Gegen den Zerlegungsbescheid erhoben beide Beteiligte Beschwerde. Die Stadt Y. machte geltend, daß nicht nur der Unterschiedsbetrag, sondern der gesamte einheitliche Gewerbesteuermeßbetrag zu zerlegen sei. Die Stadt X. (Beschwerdeführerin - Bfin. -) beantragte, den Zerlegungsbescheid aufzuheben, da gemäß § 387 Abs. 3 Satz 4 AO eine Zerlegung nicht mehr in Frage komme. Als die Stadt Y. ihren Zerlegungsantrag am 28. Juni 1955 gestellt habe, sei der Bescheid vom 22. April 1954 bereits mehr als ein Jahr rechtskräftig gewesen. Das Finanzamt gab mit Bescheid vom 20. Mai 1957 der Beschwerde der Stadt Y. statt, indem es nunmehr den gesamten im Gewerbesteuermeßbescheid vom 14. Oktober 1955 festgestellten einheitlichen Gewerbesteuermeßbetrag auf die beiden Städte nach dem Maßstab der Arbeitslöhne gemäß § 29 Abs. 1 Ziff. 2 des Gewerbesteuergesetzes (GewStG) verteilte.

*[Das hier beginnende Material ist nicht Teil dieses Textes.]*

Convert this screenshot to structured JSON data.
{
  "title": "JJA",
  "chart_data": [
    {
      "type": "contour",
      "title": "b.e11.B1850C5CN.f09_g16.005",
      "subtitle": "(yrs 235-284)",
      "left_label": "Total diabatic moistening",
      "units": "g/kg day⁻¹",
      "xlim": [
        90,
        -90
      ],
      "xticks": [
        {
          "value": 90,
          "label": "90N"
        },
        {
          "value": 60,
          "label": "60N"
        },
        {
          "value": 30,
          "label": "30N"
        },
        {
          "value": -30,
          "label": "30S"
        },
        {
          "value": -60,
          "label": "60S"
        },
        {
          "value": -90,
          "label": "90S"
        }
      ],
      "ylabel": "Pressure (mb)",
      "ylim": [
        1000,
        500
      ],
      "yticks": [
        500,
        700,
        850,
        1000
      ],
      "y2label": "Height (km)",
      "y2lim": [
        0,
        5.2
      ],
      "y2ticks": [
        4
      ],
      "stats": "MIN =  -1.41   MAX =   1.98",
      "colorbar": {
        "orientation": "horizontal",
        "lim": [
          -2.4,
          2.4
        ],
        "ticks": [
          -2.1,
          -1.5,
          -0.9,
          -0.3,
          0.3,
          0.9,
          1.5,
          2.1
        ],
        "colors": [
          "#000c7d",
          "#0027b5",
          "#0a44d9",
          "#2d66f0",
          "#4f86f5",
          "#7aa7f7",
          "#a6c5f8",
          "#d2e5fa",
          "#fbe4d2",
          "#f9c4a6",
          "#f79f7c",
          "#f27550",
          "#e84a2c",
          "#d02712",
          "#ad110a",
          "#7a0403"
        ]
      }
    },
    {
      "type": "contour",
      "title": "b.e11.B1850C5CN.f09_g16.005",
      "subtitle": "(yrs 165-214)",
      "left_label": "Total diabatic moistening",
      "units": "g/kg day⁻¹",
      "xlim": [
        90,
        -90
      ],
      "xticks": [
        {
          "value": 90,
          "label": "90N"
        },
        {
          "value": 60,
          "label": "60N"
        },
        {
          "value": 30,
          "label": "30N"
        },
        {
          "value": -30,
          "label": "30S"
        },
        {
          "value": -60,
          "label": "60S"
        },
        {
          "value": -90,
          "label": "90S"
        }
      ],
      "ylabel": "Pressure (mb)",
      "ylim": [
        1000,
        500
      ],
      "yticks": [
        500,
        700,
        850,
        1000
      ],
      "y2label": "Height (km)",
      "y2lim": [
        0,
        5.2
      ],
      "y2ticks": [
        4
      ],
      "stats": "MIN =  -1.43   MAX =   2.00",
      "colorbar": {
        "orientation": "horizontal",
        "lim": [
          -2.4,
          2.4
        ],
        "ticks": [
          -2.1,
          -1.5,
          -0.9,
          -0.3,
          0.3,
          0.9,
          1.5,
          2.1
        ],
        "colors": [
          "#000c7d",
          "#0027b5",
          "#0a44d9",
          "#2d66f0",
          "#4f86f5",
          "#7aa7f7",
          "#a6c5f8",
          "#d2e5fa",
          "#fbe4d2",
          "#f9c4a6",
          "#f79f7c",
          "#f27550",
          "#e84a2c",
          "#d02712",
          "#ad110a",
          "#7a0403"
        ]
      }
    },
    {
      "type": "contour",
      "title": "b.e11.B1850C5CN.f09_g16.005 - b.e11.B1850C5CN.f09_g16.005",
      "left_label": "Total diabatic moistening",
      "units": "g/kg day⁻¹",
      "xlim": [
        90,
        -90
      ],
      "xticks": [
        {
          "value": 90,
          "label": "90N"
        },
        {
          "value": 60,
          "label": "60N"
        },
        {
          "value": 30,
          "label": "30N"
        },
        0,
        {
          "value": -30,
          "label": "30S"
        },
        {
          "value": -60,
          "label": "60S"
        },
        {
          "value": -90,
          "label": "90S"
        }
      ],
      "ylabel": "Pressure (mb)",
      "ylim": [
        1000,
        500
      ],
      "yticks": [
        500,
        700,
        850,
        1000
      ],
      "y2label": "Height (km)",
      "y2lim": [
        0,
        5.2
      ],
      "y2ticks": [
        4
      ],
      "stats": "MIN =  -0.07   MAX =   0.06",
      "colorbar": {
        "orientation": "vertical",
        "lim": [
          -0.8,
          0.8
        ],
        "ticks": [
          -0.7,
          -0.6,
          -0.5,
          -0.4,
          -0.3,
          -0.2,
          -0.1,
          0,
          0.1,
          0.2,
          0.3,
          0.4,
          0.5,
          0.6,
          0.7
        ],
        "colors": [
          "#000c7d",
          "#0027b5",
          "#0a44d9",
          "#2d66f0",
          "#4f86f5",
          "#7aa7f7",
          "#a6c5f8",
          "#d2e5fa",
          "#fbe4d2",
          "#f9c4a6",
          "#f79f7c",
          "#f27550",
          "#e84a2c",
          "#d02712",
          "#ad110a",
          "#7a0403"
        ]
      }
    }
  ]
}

Die gegen die Zerlegungsmitteilung von der Stadt X. eingelegte Beschwerde hat die Oberfinanzdirektion als unbegründet zurückgewiesen. Sie hat im wesentlichen dazu ausgeführt: Nach § 387 AO habe in zwei Fällen eine neue Zerlegung stattzufinden, und zwar nach Abs. 2, wenn nach vorgenommener Zerlegung der zu zerlegende Steuermeßbetrag geändert worden sei, und nach Abs. 3. wenn das Finanzamt eine Gemeinde, der ein Anteil an dem Steuermeßbetrag zustehe, bei der Zerlegung übergangen habe. Im vorliegenden Fall seien beide Voraussetzungen gegeben. Es sei jedoch die Ausschlußfrist des Abs. 3 Satz 4 zu beachten. Nach dem Beschluß des Reichsfinanzhofs VI B 19/41 vom 7. Januar 1942 (Reichssteuerblatt 1942 S. 25) gelte diese Frist auch für den Fall erstmaliger Zerlegung, wenn also vor der änderung des Gewerbesteuermeßbescheides eine Zerlegung noch nicht erfolgt sei. Dann beginne die Frist erst mit der Rechtskraft des geänderten Meßbescheides zu laufen. Von dieser Auffassung sei auch der Bundesfinanzhof in seinem Beschluß IV B 288/55 U vom 7. März 1957 (Bundessteuerblatt 1957 III S. 178, Slg. Bd. 64 S. 479) ausgegangen, allerdings nur für den Fall, daß der erste Meßbescheid als vorläufig im Sinne des § 100 AO ergangen sei. Dabei sei jedoch die Frage, ob jede änderung des Meßbescheides die Frist neu in Lauf setze, offengelassen worden. Nach dem Beschluß sei von Bedeutung, daß sich die beteiligten Gemeinden, solange nur ein vorläufiger Steuermeßbescheid vorliege, von vornherein auf eine änderung des ihnen zufließenden Steuerbetrages einstellen müßten. Im Hinblick auf etwaige spätere Berichtigungen des Meßbetrages nach § 222 AO liege jedoch eine solche änderung auch zuungunsten der zunächst beteiligten Gemeinden stets im Bereiche der Möglichkeit. Daher sprächen keine überzeugenden Gründe dafür, einer übergangenen Gemeinde wegen Ablaufs der Frist die Beteiligung dann zu versagen, wenn die Voraussetzung für ein neues Zerlegungsverfahren durch änderung des Steuermeßbetrages grundsätzlich eingetreten sei. Dies müsse entsprechend auch gelten, wenn vor der änderung keine Zerlegung stattgefunden habe. Die Beteiligung einer übergangenen Gemeinde könne nicht davon abhängen, ob das Finanzamt von der Möglichkeit des § 100 AO Gebrauch gemacht habe.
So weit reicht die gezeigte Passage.